In our area, an informal group of wholesalers use what I call phantom deals to their maximum advantage. It should always be remembered that buying a property is the last thing a wholesaler wants to do. I would rather put the property under contract and sell it to an end buyer who will actually bring in money at closing to buy it. The investor then obtains the “margin” or profit from the operation.

This can be done in a number of ways, the two most popular ways are by assigning the wholesaler’s contract to the ultimate buyer and, second, by transferring the beneficial interest in a land trust to the actual buyer of the property. There are actually 17 ways to transact real estate with little or no money required by the investor.

Local wholesalers have taken phantom bidding to a new level that is similar to what happens in courthouse auctions. When an REO property is offered for sale for the first time, the group launches 6 to 8 different offers that essentially surround the sale price of the property. From the rejected offers, the group can tell what the contract property is likely to be priced at.

Since they do not intend to buy the property, their offers can be completely silly. A totally silly offer is usually higher than the initial listing price. The agent listing the property is fooled into thinking that there is great interest in the property. If one of the group members obtains the property under contract, the entire group markets it on their email list and sometimes sells it.

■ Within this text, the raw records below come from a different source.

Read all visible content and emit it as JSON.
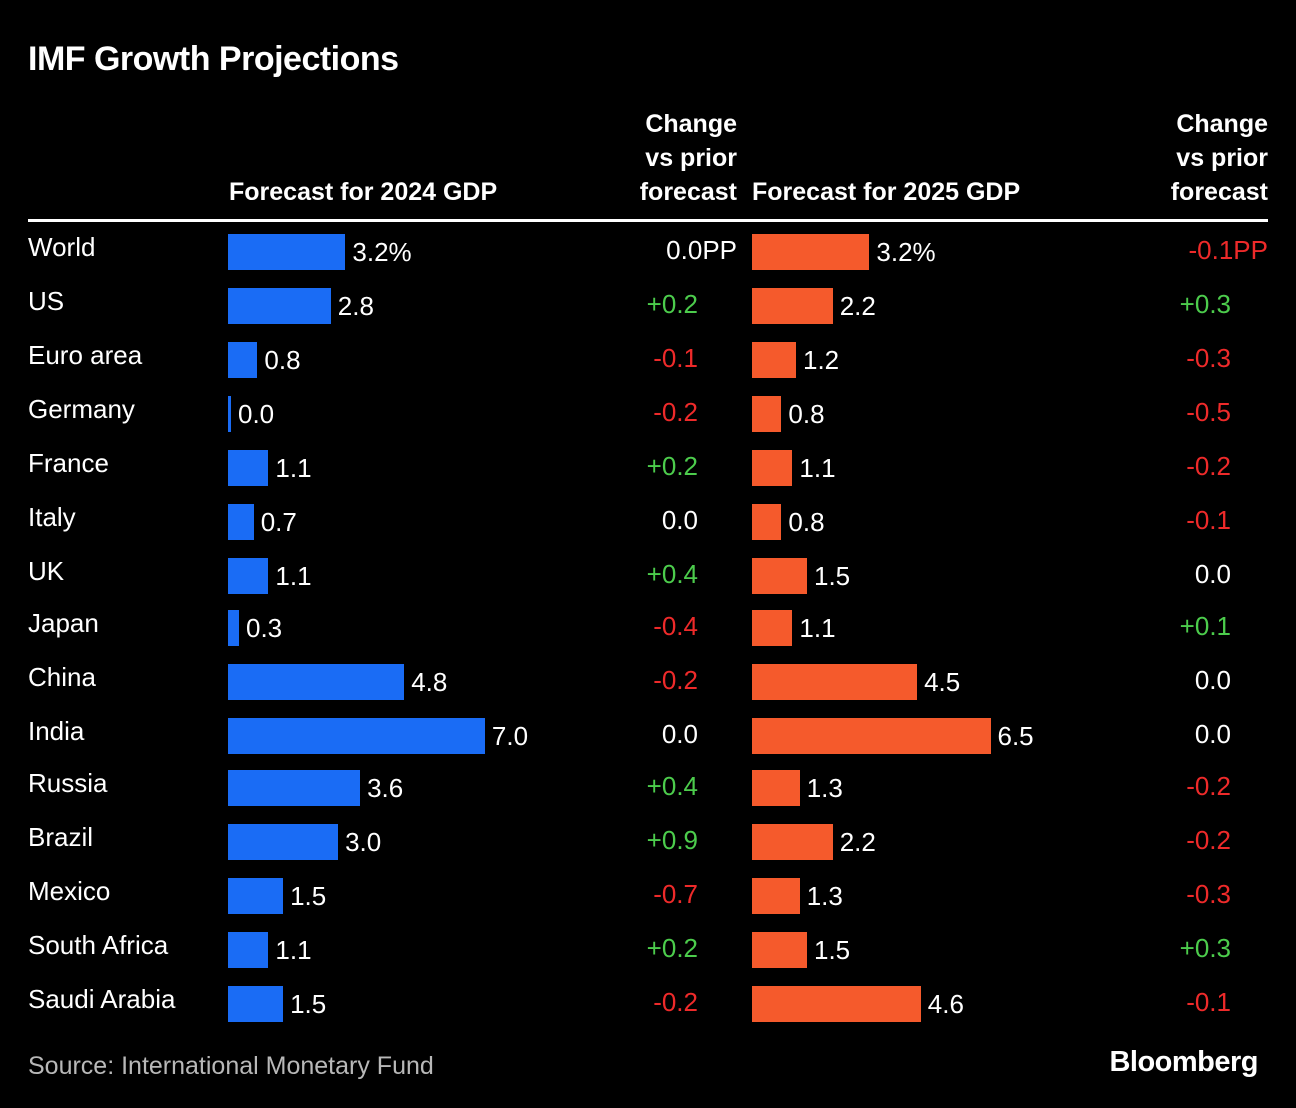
{
  "title": "IMF Growth Projections",
  "headers": {
    "forecast_2024": "Forecast for 2024 GDP",
    "change_2024": [
      "Change",
      "vs prior",
      "forecast"
    ],
    "forecast_2025": "Forecast for 2025 GDP",
    "change_2025": [
      "Change",
      "vs prior",
      "forecast"
    ]
  },
  "colors": {
    "bar_2024": "#1a6cf5",
    "bar_2025": "#f55a2c",
    "positive": "#4ccc4c",
    "negative": "#ee2a2a",
    "neutral": "#ffffff"
  },
  "chart_data": {
    "type": "bar",
    "orientation": "horizontal",
    "categories": [
      "World",
      "US",
      "Euro area",
      "Germany",
      "France",
      "Italy",
      "UK",
      "Japan",
      "China",
      "India",
      "Russia",
      "Brazil",
      "Mexico",
      "South Africa",
      "Saudi Arabia"
    ],
    "series": [
      {
        "name": "Forecast for 2024 GDP",
        "values": [
          3.2,
          2.8,
          0.8,
          0.0,
          1.1,
          0.7,
          1.1,
          0.3,
          4.8,
          7.0,
          3.6,
          3.0,
          1.5,
          1.1,
          1.5
        ],
        "labels": [
          "3.2%",
          "2.8",
          "0.8",
          "0.0",
          "1.1",
          "0.7",
          "1.1",
          "0.3",
          "4.8",
          "7.0",
          "3.6",
          "3.0",
          "1.5",
          "1.1",
          "1.5"
        ],
        "change": [
          "0.0PP",
          "+0.2",
          "-0.1",
          "-0.2",
          "+0.2",
          "0.0",
          "+0.4",
          "-0.4",
          "-0.2",
          "0.0",
          "+0.4",
          "+0.9",
          "-0.7",
          "+0.2",
          "-0.2"
        ]
      },
      {
        "name": "Forecast for 2025 GDP",
        "values": [
          3.2,
          2.2,
          1.2,
          0.8,
          1.1,
          0.8,
          1.5,
          1.1,
          4.5,
          6.5,
          1.3,
          2.2,
          1.3,
          1.5,
          4.6
        ],
        "labels": [
          "3.2%",
          "2.2",
          "1.2",
          "0.8",
          "1.1",
          "0.8",
          "1.5",
          "1.1",
          "4.5",
          "6.5",
          "1.3",
          "2.2",
          "1.3",
          "1.5",
          "4.6"
        ],
        "change": [
          "-0.1PP",
          "+0.3",
          "-0.3",
          "-0.5",
          "-0.2",
          "-0.1",
          "0.0",
          "+0.1",
          "0.0",
          "0.0",
          "-0.2",
          "-0.2",
          "-0.3",
          "+0.3",
          "-0.1"
        ]
      }
    ]
  },
  "footer": {
    "source": "Source: International Monetary Fund",
    "brand": "Bloomberg"
  }
}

However, if the investor who obtained the contract is not in your group, this “outsider” obtained it by bidding against phantom offers and ends up overpaying for the property. This technique has been used by major players in the field of foreclosure auctions since public auctions began hundreds of years ago.

In short, if you hear the term ghost offering, consider the source because it’s bad news for real estate agents and worse news for inexperienced investors trying to get freshly listed REOs. The people who fall victim to this tactic the most are the rehabilitators who tend to overpay for properties because they believe they can create equity in the property by repairing it. This is true up to a point of diminishing returns where the maximum price they can get is hampered by conventional lenders and appraisals by bundled appraisers.